Why I Don't Ride Roller Coasters

One man was killed and ten other folks were injured this morning when something went amiss on Disneyland's Big Thunder Mountain Railroad roller coaster. It's sad, it's shocking, it's awful and you just know Disney execs are convening, even as you read this, to discuss how much it's going to cost them in lawsuits and bad p.r. The park has a pretty good track record for safety (though I believe there was one previous accident on this particular ride) and they'll probably take steps to make it even better.

Nevertheless, they ain't getting me on one of them things.
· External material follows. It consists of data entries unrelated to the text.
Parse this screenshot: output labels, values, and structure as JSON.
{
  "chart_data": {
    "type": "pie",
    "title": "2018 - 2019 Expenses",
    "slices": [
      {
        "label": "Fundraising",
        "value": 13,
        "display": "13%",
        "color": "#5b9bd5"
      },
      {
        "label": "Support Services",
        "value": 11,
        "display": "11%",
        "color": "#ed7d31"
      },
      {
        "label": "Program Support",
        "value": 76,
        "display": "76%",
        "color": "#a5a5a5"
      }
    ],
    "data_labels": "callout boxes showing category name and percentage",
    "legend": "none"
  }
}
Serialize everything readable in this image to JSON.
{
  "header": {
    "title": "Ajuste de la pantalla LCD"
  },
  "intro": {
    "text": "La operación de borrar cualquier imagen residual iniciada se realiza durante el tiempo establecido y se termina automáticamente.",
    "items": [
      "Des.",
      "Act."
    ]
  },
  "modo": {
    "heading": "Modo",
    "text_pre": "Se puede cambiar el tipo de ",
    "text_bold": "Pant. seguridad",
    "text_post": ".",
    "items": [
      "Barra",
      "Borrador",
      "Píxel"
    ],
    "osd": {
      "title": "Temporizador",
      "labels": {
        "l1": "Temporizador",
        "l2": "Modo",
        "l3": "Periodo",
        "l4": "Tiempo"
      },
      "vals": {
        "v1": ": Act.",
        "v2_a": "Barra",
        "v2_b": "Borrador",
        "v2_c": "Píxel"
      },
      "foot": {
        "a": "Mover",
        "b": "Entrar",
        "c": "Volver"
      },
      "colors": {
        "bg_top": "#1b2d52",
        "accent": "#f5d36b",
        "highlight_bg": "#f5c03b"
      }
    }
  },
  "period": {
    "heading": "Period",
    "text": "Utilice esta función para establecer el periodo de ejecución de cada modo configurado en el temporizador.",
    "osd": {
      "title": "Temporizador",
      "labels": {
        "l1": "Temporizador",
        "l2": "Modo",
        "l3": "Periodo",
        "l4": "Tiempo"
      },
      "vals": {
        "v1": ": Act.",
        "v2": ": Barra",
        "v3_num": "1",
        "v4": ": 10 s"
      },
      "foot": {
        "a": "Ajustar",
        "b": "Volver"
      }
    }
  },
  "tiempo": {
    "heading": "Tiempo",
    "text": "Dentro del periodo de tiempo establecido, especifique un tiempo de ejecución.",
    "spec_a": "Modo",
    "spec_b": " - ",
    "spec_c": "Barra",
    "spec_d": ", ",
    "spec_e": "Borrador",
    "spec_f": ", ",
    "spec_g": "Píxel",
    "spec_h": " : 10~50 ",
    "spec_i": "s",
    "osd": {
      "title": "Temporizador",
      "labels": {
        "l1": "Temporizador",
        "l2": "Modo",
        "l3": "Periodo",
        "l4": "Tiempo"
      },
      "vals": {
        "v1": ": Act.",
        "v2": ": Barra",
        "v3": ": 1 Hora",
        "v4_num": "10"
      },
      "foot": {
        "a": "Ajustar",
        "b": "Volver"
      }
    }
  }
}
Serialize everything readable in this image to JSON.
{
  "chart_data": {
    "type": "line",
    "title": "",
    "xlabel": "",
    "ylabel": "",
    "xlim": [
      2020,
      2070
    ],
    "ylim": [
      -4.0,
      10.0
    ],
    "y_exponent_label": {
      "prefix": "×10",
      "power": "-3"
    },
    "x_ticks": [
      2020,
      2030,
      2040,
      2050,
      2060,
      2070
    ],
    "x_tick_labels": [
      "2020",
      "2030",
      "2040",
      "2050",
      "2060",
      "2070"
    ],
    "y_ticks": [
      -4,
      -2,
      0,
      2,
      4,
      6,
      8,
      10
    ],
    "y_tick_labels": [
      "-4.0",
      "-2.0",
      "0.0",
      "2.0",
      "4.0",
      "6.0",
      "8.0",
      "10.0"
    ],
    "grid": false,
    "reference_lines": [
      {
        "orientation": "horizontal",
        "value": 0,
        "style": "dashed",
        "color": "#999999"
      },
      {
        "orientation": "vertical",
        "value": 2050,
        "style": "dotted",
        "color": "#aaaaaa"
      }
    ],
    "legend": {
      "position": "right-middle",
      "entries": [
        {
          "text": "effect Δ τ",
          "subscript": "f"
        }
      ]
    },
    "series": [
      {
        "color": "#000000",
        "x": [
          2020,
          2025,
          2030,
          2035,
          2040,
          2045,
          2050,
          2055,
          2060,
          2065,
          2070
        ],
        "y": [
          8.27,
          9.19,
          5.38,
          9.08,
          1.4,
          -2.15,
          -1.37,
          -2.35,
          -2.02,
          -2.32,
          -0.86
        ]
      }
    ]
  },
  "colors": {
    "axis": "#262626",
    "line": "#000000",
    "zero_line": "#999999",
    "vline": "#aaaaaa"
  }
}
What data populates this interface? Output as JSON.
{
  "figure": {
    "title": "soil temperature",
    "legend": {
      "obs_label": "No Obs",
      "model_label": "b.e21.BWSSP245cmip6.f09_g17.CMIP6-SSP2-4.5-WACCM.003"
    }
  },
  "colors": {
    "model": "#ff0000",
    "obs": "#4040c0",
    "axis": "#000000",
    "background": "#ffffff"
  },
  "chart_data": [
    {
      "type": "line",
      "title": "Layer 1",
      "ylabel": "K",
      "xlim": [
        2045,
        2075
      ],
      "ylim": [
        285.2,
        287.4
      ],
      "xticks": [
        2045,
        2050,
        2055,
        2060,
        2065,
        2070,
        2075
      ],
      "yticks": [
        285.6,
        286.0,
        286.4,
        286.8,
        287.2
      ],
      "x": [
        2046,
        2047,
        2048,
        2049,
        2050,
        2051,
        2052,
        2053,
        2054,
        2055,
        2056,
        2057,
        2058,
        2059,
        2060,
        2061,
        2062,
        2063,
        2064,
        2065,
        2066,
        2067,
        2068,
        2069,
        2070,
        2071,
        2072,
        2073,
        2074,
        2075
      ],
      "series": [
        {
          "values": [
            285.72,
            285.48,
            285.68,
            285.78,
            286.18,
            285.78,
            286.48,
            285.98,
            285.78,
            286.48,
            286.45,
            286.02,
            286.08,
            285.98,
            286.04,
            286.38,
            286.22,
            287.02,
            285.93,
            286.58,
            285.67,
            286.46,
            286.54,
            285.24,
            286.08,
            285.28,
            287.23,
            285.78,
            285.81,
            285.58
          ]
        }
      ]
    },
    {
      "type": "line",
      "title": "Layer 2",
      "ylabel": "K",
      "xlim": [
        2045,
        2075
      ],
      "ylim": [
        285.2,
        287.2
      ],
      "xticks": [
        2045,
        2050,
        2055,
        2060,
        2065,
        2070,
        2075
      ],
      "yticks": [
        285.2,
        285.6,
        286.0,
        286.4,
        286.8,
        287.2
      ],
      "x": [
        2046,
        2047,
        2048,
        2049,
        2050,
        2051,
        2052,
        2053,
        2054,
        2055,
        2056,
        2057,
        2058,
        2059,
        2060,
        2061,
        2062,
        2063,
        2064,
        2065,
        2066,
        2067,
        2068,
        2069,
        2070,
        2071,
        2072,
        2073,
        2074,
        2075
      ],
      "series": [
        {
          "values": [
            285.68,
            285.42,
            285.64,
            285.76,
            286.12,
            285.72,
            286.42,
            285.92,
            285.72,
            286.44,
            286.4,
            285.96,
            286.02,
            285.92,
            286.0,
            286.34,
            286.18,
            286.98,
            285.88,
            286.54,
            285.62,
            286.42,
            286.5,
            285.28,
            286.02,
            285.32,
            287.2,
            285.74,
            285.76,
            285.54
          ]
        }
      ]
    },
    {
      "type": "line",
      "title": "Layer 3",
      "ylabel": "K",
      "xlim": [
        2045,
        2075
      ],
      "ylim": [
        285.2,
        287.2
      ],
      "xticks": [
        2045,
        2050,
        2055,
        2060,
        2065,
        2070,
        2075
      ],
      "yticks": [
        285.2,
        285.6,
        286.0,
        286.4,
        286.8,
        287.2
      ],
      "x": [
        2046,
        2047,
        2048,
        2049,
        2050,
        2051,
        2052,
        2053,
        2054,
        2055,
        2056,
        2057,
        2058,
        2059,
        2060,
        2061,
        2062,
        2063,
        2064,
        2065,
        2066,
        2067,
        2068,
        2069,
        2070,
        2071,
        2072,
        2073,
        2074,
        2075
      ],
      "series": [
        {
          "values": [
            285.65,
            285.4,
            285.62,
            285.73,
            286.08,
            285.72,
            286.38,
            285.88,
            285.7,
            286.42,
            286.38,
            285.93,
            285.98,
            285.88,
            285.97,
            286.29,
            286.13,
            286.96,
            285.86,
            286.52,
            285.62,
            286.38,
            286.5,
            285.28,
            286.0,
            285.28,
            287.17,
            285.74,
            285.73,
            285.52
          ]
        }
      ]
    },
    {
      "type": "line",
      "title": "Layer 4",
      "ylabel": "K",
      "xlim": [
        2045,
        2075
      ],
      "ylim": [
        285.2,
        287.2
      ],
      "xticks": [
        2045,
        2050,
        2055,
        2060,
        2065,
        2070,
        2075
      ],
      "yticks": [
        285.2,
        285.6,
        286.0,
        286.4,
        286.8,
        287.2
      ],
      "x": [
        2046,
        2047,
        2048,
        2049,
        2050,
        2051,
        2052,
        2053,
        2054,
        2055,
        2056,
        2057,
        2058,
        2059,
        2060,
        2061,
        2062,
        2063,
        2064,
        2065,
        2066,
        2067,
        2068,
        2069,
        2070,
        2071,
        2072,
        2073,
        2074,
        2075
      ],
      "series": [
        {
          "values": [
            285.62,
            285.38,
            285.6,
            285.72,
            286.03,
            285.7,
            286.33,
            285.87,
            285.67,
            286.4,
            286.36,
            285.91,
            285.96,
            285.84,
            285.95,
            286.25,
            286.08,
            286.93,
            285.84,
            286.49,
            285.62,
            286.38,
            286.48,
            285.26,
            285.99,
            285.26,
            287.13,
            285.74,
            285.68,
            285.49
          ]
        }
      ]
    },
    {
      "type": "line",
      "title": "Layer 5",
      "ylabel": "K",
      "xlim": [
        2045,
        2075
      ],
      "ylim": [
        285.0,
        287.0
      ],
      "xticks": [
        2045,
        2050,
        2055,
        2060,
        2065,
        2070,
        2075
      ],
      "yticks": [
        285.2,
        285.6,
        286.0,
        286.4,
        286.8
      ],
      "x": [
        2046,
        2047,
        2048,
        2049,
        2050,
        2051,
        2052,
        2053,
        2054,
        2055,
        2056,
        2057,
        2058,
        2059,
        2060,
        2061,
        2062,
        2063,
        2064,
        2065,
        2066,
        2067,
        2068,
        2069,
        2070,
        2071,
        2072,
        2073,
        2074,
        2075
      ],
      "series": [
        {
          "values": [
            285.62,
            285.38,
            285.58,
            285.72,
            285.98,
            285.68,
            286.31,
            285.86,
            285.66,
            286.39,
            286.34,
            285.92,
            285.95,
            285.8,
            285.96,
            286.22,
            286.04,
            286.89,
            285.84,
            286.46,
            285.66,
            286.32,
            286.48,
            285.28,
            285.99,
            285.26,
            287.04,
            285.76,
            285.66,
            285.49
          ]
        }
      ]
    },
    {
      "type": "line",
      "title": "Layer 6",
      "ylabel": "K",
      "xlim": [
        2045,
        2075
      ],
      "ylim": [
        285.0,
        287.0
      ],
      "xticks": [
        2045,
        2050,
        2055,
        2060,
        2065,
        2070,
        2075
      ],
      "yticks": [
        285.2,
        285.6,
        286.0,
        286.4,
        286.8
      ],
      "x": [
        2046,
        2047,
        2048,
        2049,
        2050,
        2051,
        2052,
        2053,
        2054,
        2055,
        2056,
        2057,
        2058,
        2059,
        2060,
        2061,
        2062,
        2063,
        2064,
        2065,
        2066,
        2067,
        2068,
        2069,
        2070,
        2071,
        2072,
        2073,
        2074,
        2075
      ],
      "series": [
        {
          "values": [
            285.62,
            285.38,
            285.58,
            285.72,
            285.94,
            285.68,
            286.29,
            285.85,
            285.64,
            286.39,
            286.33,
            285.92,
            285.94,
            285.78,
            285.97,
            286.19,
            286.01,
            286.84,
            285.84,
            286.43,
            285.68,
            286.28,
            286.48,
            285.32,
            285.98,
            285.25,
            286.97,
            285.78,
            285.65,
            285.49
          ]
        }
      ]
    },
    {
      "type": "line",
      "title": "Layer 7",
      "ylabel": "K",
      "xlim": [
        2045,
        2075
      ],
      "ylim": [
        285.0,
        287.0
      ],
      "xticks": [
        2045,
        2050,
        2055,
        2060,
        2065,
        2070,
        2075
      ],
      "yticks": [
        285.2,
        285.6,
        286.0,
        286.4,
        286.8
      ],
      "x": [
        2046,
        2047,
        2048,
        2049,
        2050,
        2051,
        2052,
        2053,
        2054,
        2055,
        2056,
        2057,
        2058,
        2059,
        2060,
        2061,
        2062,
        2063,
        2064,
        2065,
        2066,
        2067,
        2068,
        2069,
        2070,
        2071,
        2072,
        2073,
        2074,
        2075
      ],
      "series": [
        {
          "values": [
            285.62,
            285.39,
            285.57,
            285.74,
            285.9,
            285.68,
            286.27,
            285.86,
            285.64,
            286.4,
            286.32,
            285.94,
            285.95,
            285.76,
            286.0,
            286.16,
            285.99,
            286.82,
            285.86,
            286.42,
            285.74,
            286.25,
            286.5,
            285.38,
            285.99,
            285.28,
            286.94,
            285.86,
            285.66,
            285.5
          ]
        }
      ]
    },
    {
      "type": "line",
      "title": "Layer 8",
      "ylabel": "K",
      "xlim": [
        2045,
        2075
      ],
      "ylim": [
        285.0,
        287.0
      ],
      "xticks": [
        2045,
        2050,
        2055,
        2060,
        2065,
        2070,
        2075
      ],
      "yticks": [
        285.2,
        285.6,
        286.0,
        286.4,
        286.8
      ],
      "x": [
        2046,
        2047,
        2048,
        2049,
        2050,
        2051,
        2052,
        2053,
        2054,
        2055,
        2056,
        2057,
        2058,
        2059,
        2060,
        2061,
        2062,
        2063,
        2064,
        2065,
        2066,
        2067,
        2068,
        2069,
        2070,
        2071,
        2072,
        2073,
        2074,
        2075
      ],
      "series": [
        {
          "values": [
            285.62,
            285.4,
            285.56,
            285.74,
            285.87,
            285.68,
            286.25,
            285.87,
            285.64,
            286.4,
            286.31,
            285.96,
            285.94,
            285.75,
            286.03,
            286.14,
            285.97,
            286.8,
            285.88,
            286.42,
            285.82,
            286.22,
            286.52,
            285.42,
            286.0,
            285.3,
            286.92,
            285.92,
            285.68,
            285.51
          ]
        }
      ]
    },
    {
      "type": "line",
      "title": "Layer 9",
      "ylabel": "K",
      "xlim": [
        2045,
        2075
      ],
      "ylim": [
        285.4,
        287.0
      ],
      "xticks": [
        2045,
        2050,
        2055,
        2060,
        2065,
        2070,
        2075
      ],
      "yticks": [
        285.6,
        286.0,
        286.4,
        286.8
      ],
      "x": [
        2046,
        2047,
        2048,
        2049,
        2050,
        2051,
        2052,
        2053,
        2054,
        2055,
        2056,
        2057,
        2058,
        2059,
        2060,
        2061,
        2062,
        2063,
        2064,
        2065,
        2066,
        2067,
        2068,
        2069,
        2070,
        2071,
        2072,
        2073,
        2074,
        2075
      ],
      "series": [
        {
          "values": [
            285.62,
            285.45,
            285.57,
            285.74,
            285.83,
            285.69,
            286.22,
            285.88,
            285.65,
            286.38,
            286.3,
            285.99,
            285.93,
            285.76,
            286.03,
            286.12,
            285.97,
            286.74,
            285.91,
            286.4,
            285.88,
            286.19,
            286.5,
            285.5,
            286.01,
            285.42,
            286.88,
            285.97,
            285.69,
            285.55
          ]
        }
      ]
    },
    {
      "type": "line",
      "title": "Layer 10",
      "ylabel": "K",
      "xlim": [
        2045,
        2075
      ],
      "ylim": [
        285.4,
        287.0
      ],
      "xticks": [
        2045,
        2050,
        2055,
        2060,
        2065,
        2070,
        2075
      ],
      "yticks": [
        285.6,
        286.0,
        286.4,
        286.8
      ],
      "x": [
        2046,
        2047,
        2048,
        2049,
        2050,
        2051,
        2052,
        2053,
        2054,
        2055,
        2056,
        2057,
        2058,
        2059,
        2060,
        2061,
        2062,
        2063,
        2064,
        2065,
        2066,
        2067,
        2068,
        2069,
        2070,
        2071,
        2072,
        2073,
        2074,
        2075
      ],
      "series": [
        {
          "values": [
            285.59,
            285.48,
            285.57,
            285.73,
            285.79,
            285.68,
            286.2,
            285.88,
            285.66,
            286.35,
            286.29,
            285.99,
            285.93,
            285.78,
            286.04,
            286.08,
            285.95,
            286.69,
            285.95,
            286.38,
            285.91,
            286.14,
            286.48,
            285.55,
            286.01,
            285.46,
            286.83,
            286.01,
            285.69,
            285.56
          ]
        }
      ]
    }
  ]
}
I don't mind a gentle Haunted Mansion or Pirates of the Caribbean but the whole concept of a roller coaster strikes me as masochism of the first order. A roller coaster, to me, is where you pay money to have them do something to you that, if it happened on a bus, you'd sue the company.

The rhetoric of roller coasters always reminded me of recreational drugs. I used to have acquaintances who'd offer me stuff and say, "Here, try this. It'll make you feel like your entire stomach is leaking out of your ears." My reply was usually along the lines of, "You know…I think I just might be able to live my entire life without experiencing that." Other friends (and even some of the same ones) would try to get me to go on roller coasters by saying, "On the way you feel like your head is inflating and on the way down, it's like someone stuck a pin in it." The descriptions always made me wonder what they'd say if they were trying to convince me it would be unpleasant.

I'm sure there's some kind of joy there for some, but I'm afraid it eludes me. I also don't understand why apparently rational human beings get pierced or tattooed or jump out of airplanes or eat squid, smoke cigarettes or go to Pauly Shore movies.